Most radio station websites offer their own players, but if you’re something of an audio butterfly, and like to flit between stations at whim, constantly moving from one site to the next can prove tiresome. RadioPlayer is home to hundreds of radios stations and, as well as the big national stations, there are also lots of local ones to choose from, too.

You can listen live or use the catch-up service to listen to older shows from those stations that provide them.

Digital radio on TV

Since the move to digital, all TVs also offer radio stations as well as the usual channels. They’re tucked quite a way down the channel list, so if you’ve never made it any further than QVC, chances are you might have missed them.

The range isn’t as extensive as you’d find on the internet services mentioned above, and the number of channels you can access depends whether you’re on Freeview or you get your TV from a service provider such as Sky or Virgin Media. That said, all the big names are there, from BBC Radio 1 to BBC Radio 6 Music, Capital FM, TalkSport and others.

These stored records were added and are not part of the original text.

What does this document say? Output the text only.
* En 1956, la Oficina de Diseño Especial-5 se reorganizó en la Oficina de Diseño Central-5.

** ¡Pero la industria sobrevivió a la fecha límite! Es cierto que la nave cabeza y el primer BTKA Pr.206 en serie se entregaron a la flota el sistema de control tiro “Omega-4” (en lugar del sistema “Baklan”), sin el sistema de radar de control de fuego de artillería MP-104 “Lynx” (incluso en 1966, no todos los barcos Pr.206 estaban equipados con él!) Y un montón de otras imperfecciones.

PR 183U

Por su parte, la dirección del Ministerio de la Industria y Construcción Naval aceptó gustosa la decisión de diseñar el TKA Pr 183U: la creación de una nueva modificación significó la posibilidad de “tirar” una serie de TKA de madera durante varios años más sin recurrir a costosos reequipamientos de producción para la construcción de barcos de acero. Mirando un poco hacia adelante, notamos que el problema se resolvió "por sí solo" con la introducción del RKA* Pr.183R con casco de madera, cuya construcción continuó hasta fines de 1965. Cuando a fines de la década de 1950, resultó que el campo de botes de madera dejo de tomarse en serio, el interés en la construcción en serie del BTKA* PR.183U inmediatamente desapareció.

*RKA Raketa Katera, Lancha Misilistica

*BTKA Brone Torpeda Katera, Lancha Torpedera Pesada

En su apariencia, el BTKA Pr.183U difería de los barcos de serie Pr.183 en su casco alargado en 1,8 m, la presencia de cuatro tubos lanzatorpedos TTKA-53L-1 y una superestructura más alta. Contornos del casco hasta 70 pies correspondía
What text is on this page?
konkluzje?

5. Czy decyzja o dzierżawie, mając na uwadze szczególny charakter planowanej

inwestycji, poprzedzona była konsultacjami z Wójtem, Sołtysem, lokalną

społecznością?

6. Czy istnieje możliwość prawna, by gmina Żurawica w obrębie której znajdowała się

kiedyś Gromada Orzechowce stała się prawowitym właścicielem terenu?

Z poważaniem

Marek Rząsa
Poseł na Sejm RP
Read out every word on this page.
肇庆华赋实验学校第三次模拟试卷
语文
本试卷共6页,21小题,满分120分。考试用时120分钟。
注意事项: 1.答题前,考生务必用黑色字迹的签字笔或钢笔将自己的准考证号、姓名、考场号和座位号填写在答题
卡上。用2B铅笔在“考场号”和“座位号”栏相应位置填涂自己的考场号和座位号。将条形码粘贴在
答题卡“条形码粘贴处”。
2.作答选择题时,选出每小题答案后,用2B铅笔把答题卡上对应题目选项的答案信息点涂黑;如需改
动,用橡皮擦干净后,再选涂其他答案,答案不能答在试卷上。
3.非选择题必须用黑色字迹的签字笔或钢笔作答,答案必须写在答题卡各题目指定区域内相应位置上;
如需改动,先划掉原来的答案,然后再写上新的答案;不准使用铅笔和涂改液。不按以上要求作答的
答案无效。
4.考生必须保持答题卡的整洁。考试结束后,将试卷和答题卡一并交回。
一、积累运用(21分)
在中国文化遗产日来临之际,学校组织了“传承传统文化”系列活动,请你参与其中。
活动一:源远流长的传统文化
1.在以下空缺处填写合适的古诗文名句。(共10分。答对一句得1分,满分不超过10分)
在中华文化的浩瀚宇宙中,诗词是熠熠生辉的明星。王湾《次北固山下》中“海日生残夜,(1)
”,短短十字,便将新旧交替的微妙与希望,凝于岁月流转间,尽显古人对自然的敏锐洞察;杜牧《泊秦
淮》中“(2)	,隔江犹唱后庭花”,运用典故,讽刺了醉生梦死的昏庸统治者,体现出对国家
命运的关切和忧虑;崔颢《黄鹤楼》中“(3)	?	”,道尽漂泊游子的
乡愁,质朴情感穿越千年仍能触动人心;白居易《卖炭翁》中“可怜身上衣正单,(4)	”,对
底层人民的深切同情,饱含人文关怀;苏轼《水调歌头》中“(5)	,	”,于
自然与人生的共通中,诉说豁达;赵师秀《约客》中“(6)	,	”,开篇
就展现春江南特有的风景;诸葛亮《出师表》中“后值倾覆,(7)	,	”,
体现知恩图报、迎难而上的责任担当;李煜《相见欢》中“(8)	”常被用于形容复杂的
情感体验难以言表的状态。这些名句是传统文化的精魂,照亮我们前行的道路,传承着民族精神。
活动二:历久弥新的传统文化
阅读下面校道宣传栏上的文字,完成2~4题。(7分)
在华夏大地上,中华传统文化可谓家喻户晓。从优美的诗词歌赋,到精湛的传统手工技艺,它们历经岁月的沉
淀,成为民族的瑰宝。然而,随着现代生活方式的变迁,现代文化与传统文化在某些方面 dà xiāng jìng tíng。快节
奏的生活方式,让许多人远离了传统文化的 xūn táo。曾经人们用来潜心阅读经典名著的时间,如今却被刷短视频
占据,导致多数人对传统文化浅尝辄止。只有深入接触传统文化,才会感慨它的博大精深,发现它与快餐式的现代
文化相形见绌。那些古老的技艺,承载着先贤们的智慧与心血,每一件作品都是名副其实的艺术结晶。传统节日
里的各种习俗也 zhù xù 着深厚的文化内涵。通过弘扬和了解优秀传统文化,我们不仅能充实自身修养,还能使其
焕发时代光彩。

If your TV is smart (connected to the internet) it should also be able to stream digital radio – Samsung TVs, for example, can do just that through the vTuner app.

Smart speakers

If you have a smart speaker with a voice assistant, or you're planning to buy one, you'll be able to ask it to play any available internet radio station. Most smart speakers use the TuneIn radio app to find and play your chosen stations. 

Digital radio on an internet streaming device

Although more traditionally associated with video streaming, it’s still possible to use internet streaming devices - such as Google’s Chromecast or Sky’s Now TV - to listen to digital radio stations.

The method varies by device, but usually it’s as simple as downloading the relevant app, such as BBC iPlayer or TuneIn Radio.